Le Corbusier’s American Dream Became a Nightmare - pseudolus
https://www.theamericanconservative.com/urbs/how-le-corbusiers-american-dream-became-a-nightmare/
======
rags2riches
I find the towers in a park type of neighborhoods detestable wherever I come
across them. The space between the houses may look green and clean, but it's
neither private nor public and nobody ever seems to enjoy it. Also, the
reality is often closer to towers in a parking place...

------
vibrolax
The dream of starting fresh is perhaps one of the defining pillars of
modernism. Software architecture and development contends with the same
forces.

------
blacksmith_tb
This was in fact the premise of Mr. X[1] (who certainly bears an uncanny
resemblance to Corbu), so I think it'd be fair to say people have experienced
large-scale urban modernism as 'nightmarish' for decades.
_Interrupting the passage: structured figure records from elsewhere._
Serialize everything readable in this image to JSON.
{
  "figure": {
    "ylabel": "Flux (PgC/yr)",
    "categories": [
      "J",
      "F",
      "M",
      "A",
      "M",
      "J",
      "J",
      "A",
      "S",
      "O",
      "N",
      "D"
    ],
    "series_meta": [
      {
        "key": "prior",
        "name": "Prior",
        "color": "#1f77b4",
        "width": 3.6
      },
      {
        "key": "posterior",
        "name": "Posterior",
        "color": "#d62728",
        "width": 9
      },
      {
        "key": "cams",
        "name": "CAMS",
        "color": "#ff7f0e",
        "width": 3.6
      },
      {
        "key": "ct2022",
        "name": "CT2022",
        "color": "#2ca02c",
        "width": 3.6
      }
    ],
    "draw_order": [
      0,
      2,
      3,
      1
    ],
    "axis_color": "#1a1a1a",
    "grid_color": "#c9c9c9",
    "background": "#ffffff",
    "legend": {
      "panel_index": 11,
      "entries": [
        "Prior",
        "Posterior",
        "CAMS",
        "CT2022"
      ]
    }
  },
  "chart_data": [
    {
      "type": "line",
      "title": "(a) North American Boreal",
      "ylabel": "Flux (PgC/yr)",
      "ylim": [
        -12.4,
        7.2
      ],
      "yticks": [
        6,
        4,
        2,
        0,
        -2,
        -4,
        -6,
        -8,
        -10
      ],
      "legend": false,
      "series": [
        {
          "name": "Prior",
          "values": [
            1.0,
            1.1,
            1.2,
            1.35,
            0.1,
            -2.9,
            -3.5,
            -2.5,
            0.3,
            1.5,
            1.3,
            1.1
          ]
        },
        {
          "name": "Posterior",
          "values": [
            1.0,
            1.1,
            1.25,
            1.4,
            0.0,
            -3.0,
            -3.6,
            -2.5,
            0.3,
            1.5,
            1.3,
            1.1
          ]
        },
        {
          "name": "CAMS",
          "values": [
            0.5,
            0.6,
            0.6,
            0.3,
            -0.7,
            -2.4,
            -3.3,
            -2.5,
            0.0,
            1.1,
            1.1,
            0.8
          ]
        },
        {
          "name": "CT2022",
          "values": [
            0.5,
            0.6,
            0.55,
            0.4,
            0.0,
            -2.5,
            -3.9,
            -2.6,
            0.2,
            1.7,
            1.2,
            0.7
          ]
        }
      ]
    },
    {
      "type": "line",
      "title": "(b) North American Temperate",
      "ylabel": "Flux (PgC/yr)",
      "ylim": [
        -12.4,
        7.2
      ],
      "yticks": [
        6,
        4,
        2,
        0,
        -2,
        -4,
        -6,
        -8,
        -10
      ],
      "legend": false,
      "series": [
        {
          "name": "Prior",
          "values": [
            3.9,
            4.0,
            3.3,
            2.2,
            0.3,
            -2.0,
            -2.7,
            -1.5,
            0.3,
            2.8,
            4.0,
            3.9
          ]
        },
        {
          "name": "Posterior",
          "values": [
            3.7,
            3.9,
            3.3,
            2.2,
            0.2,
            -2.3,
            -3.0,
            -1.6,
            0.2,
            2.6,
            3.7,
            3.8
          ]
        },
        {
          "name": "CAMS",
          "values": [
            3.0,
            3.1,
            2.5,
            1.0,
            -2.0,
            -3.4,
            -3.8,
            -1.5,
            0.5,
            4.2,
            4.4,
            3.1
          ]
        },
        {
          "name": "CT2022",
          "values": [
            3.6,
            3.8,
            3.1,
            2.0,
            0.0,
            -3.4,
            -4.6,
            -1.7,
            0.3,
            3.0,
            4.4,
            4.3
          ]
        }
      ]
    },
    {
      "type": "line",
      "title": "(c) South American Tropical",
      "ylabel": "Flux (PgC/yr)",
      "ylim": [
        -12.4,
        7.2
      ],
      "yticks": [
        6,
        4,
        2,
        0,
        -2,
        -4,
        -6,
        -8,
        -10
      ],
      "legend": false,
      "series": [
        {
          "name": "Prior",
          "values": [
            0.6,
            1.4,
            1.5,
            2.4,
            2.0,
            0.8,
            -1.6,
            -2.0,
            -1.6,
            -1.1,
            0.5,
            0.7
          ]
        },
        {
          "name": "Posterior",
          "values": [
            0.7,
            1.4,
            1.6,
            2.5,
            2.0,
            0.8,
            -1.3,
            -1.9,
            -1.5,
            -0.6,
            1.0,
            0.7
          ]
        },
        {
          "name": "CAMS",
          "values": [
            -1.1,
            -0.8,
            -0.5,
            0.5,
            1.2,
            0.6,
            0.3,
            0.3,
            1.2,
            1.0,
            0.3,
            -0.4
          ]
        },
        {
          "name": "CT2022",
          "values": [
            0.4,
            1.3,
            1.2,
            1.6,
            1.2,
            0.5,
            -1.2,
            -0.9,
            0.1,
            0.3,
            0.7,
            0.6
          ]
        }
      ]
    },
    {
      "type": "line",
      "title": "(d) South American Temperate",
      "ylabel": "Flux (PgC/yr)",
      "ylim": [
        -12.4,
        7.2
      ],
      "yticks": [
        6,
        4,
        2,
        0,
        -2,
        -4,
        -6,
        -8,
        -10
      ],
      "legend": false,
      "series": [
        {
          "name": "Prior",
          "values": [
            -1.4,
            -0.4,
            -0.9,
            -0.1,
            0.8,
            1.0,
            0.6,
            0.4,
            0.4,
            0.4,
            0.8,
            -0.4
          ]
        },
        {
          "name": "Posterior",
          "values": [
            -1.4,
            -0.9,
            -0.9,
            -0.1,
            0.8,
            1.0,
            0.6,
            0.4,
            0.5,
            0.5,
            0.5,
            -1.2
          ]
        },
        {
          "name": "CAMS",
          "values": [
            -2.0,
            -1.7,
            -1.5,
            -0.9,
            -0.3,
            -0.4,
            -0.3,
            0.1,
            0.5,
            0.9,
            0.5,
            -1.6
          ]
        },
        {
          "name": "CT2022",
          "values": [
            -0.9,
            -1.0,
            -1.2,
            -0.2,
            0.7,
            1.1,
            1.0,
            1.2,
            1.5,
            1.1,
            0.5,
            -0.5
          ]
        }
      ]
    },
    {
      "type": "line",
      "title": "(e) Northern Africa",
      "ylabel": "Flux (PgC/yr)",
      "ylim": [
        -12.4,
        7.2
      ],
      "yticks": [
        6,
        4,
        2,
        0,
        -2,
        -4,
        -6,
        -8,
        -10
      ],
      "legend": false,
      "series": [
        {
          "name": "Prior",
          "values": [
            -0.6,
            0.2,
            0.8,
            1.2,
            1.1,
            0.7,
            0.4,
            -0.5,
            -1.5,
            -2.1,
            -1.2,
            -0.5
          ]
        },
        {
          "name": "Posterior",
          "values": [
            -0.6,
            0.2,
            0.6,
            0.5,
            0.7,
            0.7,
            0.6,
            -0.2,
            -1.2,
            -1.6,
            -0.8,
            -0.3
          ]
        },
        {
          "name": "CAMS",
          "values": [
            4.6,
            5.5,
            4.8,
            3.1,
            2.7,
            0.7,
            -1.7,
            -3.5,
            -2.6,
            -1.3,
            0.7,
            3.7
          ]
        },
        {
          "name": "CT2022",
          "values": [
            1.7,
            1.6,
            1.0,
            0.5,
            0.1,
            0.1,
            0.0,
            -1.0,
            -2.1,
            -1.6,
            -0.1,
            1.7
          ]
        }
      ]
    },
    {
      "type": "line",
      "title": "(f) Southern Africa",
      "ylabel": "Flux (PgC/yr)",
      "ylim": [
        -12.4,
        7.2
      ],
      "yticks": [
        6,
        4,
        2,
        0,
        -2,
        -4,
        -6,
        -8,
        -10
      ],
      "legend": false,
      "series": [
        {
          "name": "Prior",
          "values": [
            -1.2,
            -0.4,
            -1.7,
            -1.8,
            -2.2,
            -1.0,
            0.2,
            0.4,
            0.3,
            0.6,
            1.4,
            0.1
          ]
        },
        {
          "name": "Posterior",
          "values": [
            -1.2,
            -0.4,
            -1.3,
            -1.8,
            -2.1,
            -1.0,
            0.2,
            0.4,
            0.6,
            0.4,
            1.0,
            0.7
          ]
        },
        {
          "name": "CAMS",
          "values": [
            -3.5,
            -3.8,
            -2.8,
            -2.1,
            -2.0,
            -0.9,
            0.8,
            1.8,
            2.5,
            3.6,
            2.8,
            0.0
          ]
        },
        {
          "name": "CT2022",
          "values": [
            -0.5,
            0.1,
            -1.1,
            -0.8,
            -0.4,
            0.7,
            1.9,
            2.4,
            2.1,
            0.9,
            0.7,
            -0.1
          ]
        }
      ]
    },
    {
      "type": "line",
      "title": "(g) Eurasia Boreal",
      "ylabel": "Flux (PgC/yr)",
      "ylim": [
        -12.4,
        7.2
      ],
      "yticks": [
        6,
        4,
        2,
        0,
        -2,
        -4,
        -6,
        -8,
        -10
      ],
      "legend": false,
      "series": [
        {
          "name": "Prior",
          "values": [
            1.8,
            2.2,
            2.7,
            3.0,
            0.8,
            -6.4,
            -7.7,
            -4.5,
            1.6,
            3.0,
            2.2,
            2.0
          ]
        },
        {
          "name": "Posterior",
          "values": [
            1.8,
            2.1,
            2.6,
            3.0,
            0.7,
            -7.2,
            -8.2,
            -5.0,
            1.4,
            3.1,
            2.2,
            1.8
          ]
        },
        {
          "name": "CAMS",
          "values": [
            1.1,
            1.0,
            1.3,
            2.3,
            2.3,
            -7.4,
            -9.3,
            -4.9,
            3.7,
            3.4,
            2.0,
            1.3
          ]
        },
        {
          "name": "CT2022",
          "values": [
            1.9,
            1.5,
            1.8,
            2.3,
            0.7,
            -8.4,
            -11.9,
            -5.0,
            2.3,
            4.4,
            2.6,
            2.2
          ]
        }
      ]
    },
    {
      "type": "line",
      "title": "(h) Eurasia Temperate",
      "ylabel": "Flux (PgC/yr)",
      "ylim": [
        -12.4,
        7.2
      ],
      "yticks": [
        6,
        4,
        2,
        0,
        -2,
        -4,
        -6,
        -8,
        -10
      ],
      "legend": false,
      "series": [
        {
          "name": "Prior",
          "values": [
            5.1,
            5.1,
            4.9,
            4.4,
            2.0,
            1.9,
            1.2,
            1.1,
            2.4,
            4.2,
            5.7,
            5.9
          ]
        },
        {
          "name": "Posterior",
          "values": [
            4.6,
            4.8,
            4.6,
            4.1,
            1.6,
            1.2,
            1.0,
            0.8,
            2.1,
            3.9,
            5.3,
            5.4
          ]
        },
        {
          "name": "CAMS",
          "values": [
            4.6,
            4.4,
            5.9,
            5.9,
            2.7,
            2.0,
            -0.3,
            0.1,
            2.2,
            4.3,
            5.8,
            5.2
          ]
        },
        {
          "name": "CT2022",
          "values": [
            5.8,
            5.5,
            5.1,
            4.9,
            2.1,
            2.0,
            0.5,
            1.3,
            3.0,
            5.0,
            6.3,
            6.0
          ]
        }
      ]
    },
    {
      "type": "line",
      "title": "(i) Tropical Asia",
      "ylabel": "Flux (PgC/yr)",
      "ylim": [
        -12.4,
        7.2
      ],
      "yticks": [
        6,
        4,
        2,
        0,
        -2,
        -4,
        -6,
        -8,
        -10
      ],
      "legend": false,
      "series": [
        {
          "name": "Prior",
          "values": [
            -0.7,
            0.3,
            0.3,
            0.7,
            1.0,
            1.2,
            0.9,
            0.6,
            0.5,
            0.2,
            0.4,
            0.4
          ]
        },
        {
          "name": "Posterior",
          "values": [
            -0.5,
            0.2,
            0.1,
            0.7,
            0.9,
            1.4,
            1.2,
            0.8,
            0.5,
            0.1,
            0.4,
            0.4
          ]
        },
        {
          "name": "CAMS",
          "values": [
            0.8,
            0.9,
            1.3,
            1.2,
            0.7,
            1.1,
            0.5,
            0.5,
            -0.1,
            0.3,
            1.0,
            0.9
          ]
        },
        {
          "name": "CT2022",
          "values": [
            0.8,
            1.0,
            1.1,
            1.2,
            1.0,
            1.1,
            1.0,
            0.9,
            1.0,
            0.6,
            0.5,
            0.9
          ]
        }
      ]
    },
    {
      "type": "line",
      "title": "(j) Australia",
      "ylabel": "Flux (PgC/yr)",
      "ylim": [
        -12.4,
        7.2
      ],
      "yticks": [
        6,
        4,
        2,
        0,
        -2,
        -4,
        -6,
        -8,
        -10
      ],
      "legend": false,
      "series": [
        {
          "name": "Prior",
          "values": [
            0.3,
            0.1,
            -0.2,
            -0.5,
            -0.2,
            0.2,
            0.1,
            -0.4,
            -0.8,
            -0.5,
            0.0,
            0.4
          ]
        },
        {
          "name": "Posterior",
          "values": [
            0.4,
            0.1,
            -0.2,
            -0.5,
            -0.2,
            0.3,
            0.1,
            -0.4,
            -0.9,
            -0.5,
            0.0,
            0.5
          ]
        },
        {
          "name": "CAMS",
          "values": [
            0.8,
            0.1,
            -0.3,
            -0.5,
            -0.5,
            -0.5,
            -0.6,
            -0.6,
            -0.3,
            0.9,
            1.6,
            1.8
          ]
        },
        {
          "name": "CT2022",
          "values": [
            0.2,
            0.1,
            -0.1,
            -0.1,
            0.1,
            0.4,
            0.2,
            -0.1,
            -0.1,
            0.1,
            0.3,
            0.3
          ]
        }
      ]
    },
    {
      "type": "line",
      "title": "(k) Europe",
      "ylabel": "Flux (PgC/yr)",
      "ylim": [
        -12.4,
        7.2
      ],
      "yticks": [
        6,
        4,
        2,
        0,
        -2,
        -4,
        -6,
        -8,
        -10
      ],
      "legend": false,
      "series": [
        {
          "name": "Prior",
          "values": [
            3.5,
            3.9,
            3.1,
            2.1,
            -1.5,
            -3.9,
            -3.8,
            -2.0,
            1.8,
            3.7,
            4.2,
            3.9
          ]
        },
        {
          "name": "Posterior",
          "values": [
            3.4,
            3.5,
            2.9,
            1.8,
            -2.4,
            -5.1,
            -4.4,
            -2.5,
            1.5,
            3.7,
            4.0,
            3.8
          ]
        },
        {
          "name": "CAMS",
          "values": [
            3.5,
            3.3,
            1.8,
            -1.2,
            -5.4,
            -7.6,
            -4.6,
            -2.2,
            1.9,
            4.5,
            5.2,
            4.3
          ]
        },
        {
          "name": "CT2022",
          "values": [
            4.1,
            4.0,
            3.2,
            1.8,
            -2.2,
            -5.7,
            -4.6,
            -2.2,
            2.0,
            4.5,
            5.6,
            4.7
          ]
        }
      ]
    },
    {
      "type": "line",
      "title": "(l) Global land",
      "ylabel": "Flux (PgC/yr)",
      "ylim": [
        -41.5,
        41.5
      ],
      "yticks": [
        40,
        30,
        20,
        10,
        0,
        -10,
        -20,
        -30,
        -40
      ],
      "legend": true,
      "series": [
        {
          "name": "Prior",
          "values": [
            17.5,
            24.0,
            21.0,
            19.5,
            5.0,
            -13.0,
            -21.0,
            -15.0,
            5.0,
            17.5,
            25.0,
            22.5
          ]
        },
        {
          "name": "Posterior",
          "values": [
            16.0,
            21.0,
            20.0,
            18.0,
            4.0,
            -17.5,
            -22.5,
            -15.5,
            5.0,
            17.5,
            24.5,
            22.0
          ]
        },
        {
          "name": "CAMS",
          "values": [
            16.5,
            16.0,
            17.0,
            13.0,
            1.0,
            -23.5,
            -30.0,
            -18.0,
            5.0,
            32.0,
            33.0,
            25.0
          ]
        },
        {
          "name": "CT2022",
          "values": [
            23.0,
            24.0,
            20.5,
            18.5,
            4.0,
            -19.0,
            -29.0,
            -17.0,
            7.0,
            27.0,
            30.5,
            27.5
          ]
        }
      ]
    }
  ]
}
Certainly
Brasilia[2] comes to mind. I personally like modernist architecture, and find
it comfortable, but grand plans to restructure cities have never been easy to
make equally livable.

1:
[https://en.wikipedia.org/wiki/Mister_X_(Vortex)#Series_backg...](https://en.wikipedia.org/wiki/Mister_X_\(Vortex\)#Series_background)
2:
[https://en.wikipedia.org/wiki/Bras%C3%ADlia#Costa_plan](https://en.wikipedia.org/wiki/Bras%C3%ADlia#Costa_plan)

------
gorpomon
I simultaneously admire modernist architecture while desiring to never live or
work in it. It's pretty to look at it, but it is literally and figuratively
hollow.